"You never write about me like that."
As I showed him the abundance of entries concerning him, all of them which weren't viewed by him for the first time, I came to realize that the words I say are completely replaceable and, at the most, meaningless.
How depressing is it the number of times you have to show the person you love what's important to you before they understand? Name my favourite band.. and you couldn't. Music is beyond important to me. One year of what? Wasted memories?
I remember every detail and I just don't understand how every new memory, as insignificant as a sexual innuendo, can hold much more weight within your memory than the memories of your loved one.
The honest truth of how I feel is unappreciated. Petty arguments blow up into mounds of disgust and misinterpretation until you receive some sort of sexual favor from me and it's as if we never had these disagreements. Is that healthy?

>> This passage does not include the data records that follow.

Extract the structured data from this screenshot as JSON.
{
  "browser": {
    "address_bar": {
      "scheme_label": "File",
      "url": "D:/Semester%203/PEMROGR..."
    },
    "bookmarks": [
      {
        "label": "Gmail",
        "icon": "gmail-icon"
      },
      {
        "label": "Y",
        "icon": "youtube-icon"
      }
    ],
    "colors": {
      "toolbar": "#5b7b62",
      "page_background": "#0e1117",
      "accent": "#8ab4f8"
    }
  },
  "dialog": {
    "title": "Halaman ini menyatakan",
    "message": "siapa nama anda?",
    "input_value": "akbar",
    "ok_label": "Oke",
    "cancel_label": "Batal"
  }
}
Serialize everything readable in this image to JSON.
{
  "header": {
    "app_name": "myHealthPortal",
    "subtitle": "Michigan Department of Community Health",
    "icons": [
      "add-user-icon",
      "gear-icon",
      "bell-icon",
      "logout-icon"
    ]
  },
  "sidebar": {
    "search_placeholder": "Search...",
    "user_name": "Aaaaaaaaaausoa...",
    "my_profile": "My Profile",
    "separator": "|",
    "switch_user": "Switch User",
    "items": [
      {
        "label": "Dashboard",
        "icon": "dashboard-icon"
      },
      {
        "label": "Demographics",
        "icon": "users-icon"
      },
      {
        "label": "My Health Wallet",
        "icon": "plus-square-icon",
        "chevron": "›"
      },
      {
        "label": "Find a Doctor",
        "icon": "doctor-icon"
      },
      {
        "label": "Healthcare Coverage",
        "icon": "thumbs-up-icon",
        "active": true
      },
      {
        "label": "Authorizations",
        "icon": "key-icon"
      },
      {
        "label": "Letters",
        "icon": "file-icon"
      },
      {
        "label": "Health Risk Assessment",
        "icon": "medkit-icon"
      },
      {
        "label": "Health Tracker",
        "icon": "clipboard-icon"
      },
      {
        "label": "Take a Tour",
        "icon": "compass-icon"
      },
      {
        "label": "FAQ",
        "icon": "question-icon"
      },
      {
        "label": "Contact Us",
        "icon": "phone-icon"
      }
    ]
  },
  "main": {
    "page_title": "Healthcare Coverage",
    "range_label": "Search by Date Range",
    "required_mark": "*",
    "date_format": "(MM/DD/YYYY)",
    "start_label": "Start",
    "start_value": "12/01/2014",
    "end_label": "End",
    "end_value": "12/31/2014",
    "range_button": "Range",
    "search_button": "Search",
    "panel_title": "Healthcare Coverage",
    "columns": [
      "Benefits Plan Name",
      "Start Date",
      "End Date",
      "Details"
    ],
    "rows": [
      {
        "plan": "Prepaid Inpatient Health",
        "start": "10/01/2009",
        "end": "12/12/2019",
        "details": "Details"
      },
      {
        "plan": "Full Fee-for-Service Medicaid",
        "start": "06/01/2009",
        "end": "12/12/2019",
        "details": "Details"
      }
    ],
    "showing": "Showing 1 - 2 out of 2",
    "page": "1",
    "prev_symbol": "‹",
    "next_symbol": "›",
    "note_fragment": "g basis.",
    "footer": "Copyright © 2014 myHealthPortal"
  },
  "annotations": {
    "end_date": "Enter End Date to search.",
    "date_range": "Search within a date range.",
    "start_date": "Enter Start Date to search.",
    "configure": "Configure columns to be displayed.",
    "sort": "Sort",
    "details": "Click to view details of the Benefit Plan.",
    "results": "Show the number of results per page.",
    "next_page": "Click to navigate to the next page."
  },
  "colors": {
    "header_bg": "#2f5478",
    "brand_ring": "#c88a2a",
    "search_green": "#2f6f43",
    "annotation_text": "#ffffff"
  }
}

I sit here and talk to you, I spill my heart and soul and the extent of your feedback is you grabbing my ass and telling me you're sleepy.
I'm afraid to sleep because of my intense paranoia and your comforting words are "go to sleep".
The comfort you've settled into has gone way too far. We may be in this together but I'd like some sort of sign that this is true rather than claiming it during a disagreement.
I'm jealous of the relationships the people around us have. Are you completely head over heels in love with me? Would you do anything and everything for me? Are you proud to point me out and say, "yes, that's my amazing girlfriend"?
I have done more for a close friend than I feel you have for me.